2010 yılında imar plan çalışmalarına döneceğiz ama, siyasi tarafını hani, muhalefetin iki de MHP'den ayrılıp sözde bağımsız olanlar ile çoğunluğu zorlamayla sağlayıp planı reddettiklerinden pek konuşmak istemiyorum neler kaybettiğimizden bahsedeceğim.

2010 yılı Manisa nüfusu 350 bin, büyükşehir değiliz yani iki merkez ilçe yok. Güzelyurt bölgesi boş denecek kadar konut var. Sadece site gibi gözüken Toki 3 konutları ve Göçmen Konutlarının orada, tosbağalar tokuşuyor.

Yani 2023, bugünün Manisa’sına göre bakir. Eski Manisa’da katlı otoparkın bulunduğu subay lojmanları arsasının 2 bin metre arsası karşılığında takas usulü görüşmeleri yapılıyor. Şimdiki Bülent Koşmaz parkının altının otopark yapımı için Koruma Kurulu ikna toplantıları yapılıyor. mevcut otoparklar elden geçirilip tamir tadilat ve elektronik sistem uygulamaları yapılıyor.

Araç sayısı şimdikinin yarısı kadar olmasına rağmen otopark ihtiyacı, telaşı, hummalı çalışmalardan anlaşılıyordu.

Belediyeye gelir gelmez Cengiz Başkanın ve hepimizin arzusu Manisa’nın ihtiyacı olan imar planını yapmaktı. 20 senedir yapılmayan, şehrin dört bir yanı gecekondularla kuşatılan, kat karşılığı işlerde arsa payları almış başını giderken konut bedellerinin hızla yükselişine çareler arayan, kiraların dudak uçuklatan bedelleri her geçen ay artmaya devam eden bir Manisa’da imar planı yapmak kaçınılmaz bir hal almıştı.

Hazırlanan taslak planlarda tüm bu olumsuzlara çareler aranırken en öncelikli meselemiz otopark alanları bulmaktı. Eski Manisa’da ekonomik ömrünü doldurmuş 40-50 yıllık asansörsüz, kaloriferi olmayan, doğalgazsız apartmanlardan oluşan araç trafiğinin çok ve otopark ihtiyacının elzem olduğu bölgelerde mahallelerde imar planında ada bazında yeraltı ve yerüstüne katlı otoparklar planlandı. gecekondu bölgelerinde ada bazında konutlaşma planları yapıldı.

Bilhassa, merkezde kalmış ama 3 metrelik yolun kenarına ilişmiş gibi duran imar ıslah planlı gecekondulara çareler ürettik, modern konutlar planladık.
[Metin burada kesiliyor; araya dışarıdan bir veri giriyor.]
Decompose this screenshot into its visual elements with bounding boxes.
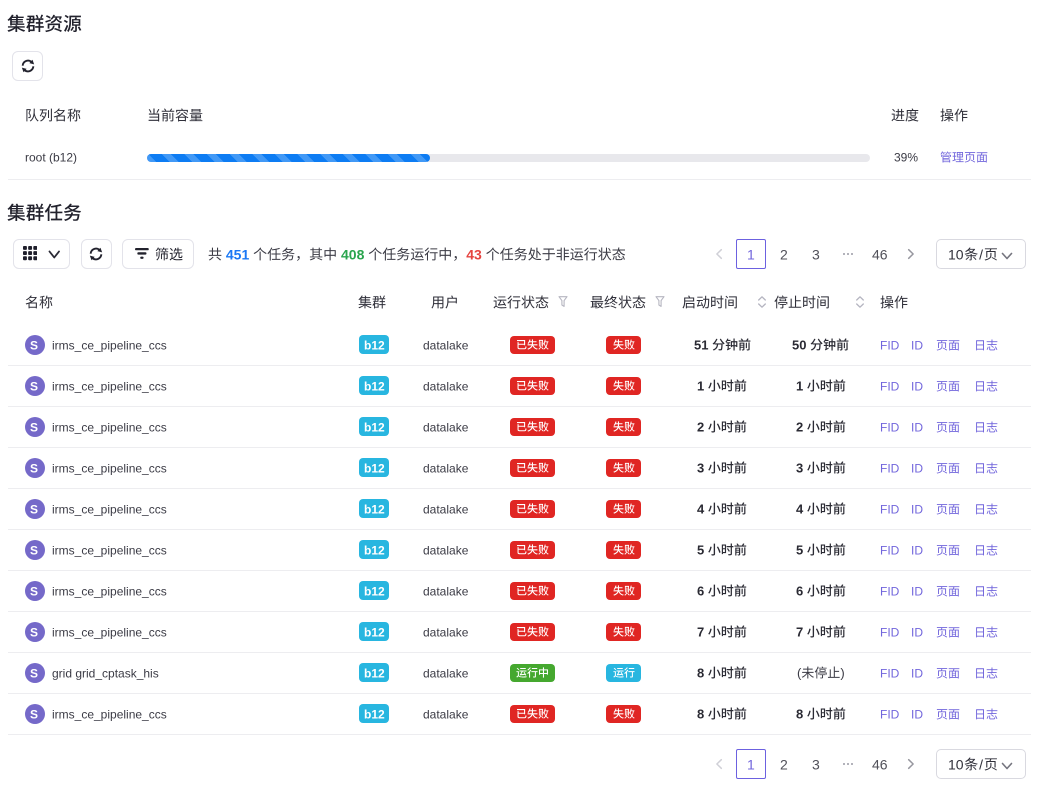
svg-text:S: S: [30, 707, 38, 721]
svg-text:S: S: [30, 502, 38, 516]
svg-text:46: 46: [872, 756, 888, 772]
svg-text:irms_ce_pipeline_ccs: irms_ce_pipeline_ccs: [52, 543, 167, 557]
svg-text:1: 1: [747, 756, 755, 772]
svg-text:51: 51: [694, 337, 708, 352]
svg-text:39%: 39%: [894, 151, 918, 165]
svg-text:4: 4: [796, 501, 804, 516]
svg-text:irms_ce_pipeline_ccs: irms_ce_pipeline_ccs: [52, 502, 167, 516]
svg-text:ID: ID: [911, 420, 923, 434]
svg-text:root (b12): root (b12): [25, 151, 77, 165]
svg-text:irms_ce_pipeline_ccs: irms_ce_pipeline_ccs: [52, 420, 167, 434]
svg-text:): ): [840, 665, 844, 680]
svg-text:5: 5: [796, 542, 803, 557]
svg-text:1: 1: [796, 378, 803, 393]
svg-text:datalake: datalake: [423, 666, 469, 680]
svg-text:7: 7: [796, 624, 803, 639]
svg-text:datalake: datalake: [423, 584, 469, 598]
svg-text:ID: ID: [911, 584, 923, 598]
svg-text:S: S: [30, 461, 38, 475]
svg-text:grid grid_cptask_his: grid grid_cptask_his: [52, 666, 159, 680]
svg-text:b12: b12: [364, 666, 385, 680]
svg-text:8: 8: [796, 706, 803, 721]
svg-text:ID: ID: [911, 379, 923, 393]
svg-text:S: S: [30, 625, 38, 639]
svg-text:b12: b12: [364, 584, 385, 598]
svg-text:irms_ce_pipeline_ccs: irms_ce_pipeline_ccs: [52, 584, 167, 598]
svg-text:datalake: datalake: [423, 338, 469, 352]
svg-text:3: 3: [796, 460, 803, 475]
svg-text:datalake: datalake: [423, 461, 469, 475]
svg-text:ID: ID: [911, 502, 923, 516]
svg-text:FID: FID: [880, 666, 900, 680]
svg-text:irms_ce_pipeline_ccs: irms_ce_pipeline_ccs: [52, 707, 167, 721]
svg-text:FID: FID: [880, 625, 900, 639]
svg-text:8: 8: [697, 706, 704, 721]
svg-text:/: /: [979, 246, 983, 262]
svg-text:2: 2: [780, 246, 788, 262]
svg-text:5: 5: [697, 542, 704, 557]
svg-text:datalake: datalake: [423, 625, 469, 639]
svg-text:1: 1: [747, 246, 755, 262]
svg-text:408: 408: [341, 246, 365, 262]
svg-text:(: (: [797, 665, 802, 680]
svg-text:FID: FID: [880, 379, 900, 393]
svg-text:FID: FID: [880, 707, 900, 721]
svg-text:S: S: [30, 379, 38, 393]
svg-text:S: S: [30, 420, 38, 434]
svg-text:3: 3: [697, 460, 704, 475]
svg-text:3: 3: [812, 246, 820, 262]
svg-text:FID: FID: [880, 502, 900, 516]
svg-text:10: 10: [948, 246, 964, 262]
svg-text:50: 50: [792, 337, 806, 352]
svg-text:8: 8: [697, 665, 704, 680]
svg-text:datalake: datalake: [423, 707, 469, 721]
svg-text:b12: b12: [364, 543, 385, 557]
svg-text:7: 7: [697, 624, 704, 639]
svg-text:FID: FID: [880, 420, 900, 434]
svg-text:ID: ID: [911, 461, 923, 475]
svg-text:S: S: [30, 666, 38, 680]
svg-text:1: 1: [697, 378, 704, 393]
svg-text:S: S: [30, 584, 38, 598]
svg-text:b12: b12: [364, 420, 385, 434]
svg-text:b12: b12: [364, 625, 385, 639]
svg-text:6: 6: [796, 583, 803, 598]
svg-text:irms_ce_pipeline_ccs: irms_ce_pipeline_ccs: [52, 379, 167, 393]
svg-text:/: /: [979, 756, 983, 772]
svg-text:datalake: datalake: [423, 379, 469, 393]
svg-text:6: 6: [697, 583, 704, 598]
svg-text:datalake: datalake: [423, 543, 469, 557]
svg-text:b12: b12: [364, 379, 385, 393]
svg-text:b12: b12: [364, 707, 385, 721]
svg-text:ID: ID: [911, 543, 923, 557]
svg-text:2: 2: [780, 756, 788, 772]
svg-text:datalake: datalake: [423, 420, 469, 434]
svg-text:S: S: [30, 338, 38, 352]
svg-text:2: 2: [796, 419, 803, 434]
svg-text:ID: ID: [911, 666, 923, 680]
svg-text:S: S: [30, 543, 38, 557]
svg-text:2: 2: [697, 419, 704, 434]
svg-text:451: 451: [226, 246, 250, 262]
svg-text:datalake: datalake: [423, 502, 469, 516]
svg-text:FID: FID: [880, 461, 900, 475]
svg-text:b12: b12: [364, 461, 385, 475]
svg-text:3: 3: [812, 756, 820, 772]
svg-text:FID: FID: [880, 584, 900, 598]
svg-text:4: 4: [697, 501, 705, 516]
svg-text:ID: ID: [911, 707, 923, 721]
svg-text:46: 46: [872, 246, 888, 262]
svg-text:ID: ID: [911, 625, 923, 639]
svg-text:FID: FID: [880, 543, 900, 557]
svg-text:ID: ID: [911, 338, 923, 352]
svg-text:FID: FID: [880, 338, 900, 352]
svg-text:irms_ce_pipeline_ccs: irms_ce_pipeline_ccs: [52, 625, 167, 639]
svg-text:10: 10: [948, 756, 964, 772]
svg-text:b12: b12: [364, 502, 385, 516]
svg-text:43: 43: [466, 246, 482, 262]
svg-text:irms_ce_pipeline_ccs: irms_ce_pipeline_ccs: [52, 461, 167, 475]
svg-text:b12: b12: [364, 338, 385, 352]
svg-text:irms_ce_pipeline_ccs: irms_ce_pipeline_ccs: [52, 338, 167, 352]
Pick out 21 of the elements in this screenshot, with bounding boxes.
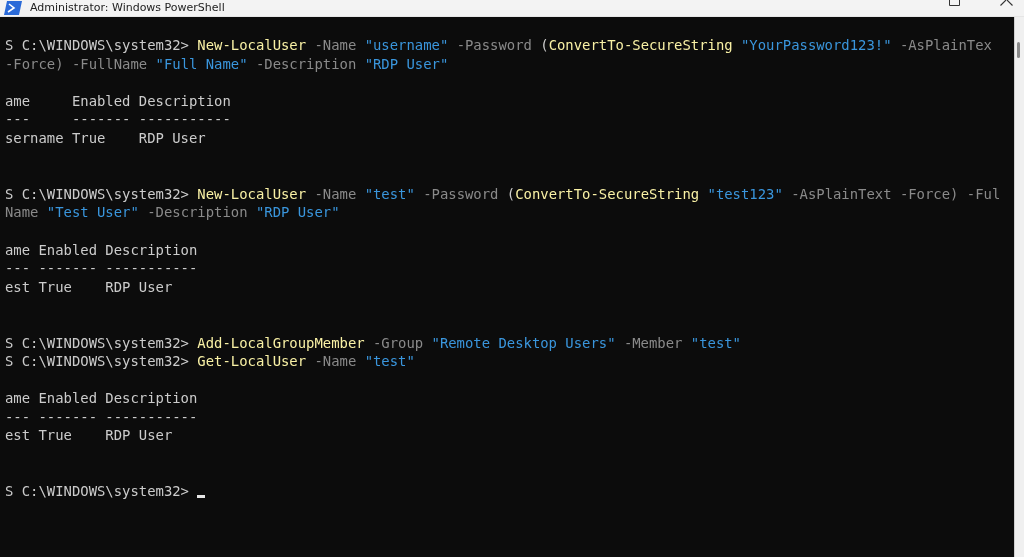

Ayşe, Fatma teyze ne yapacak? Komşuluklar nolacak? diyen muhtar ve muhtar gibi düşünen ve düşündürülenler, muhtarlıklarda planlar anlatılmasına rağmen yapılan referandumlarda red oyları çıktı. Ayşe Teyze, Fatma Nine hak’ka yürümüştür ama Fatih, Hafsa Sultan, Cumhuriyet, Yeni mahalleler hala 3 metrelik yolda bir umutla bekliyorlar. Koca bir beş yıl geçti 2024’e geldik. Nüfus olmuş 500 bin, araçlar olmuş bilmem kaç bin, trafik keşmekeş, doluya koysan almıyor boşa koysan dolmuyor. Kırmızı yol, beyaz çizgi çareler aranıyor ona da karşı konuluyor. Olmasaydı araçlar hareket edemez, yayıldıkça yayılan genişledikçe genişleyen Manisa’da bir uçtan bir uca gitmektense İzmir’e gitmek daha kolay olacaktı.

Elektrikli 18 metrelik otobüsler boş gelip boş gidiyor “Yazık” diye hayıflananlar raylı sistem olsun diyor. İzmir Caddesinde geceleri, boydan boya Kırmızı Köprü’den Muradiye Camii’ne öte yandan Manolya Meydanına kadar çift sıra parklanmalar oluyor. Alaybey’de araçlar yürümüyor, Hükümetten Uluparka kadar trafik kilit. (Bunun da çaresini haftaya yazacağım.)

Ama, tüm gücümüzle üç defa,

Otopark. Otopark. Otopark.

Bu da ada bazında olmadıktan sonra, galibiyet yüzü göremeyiz.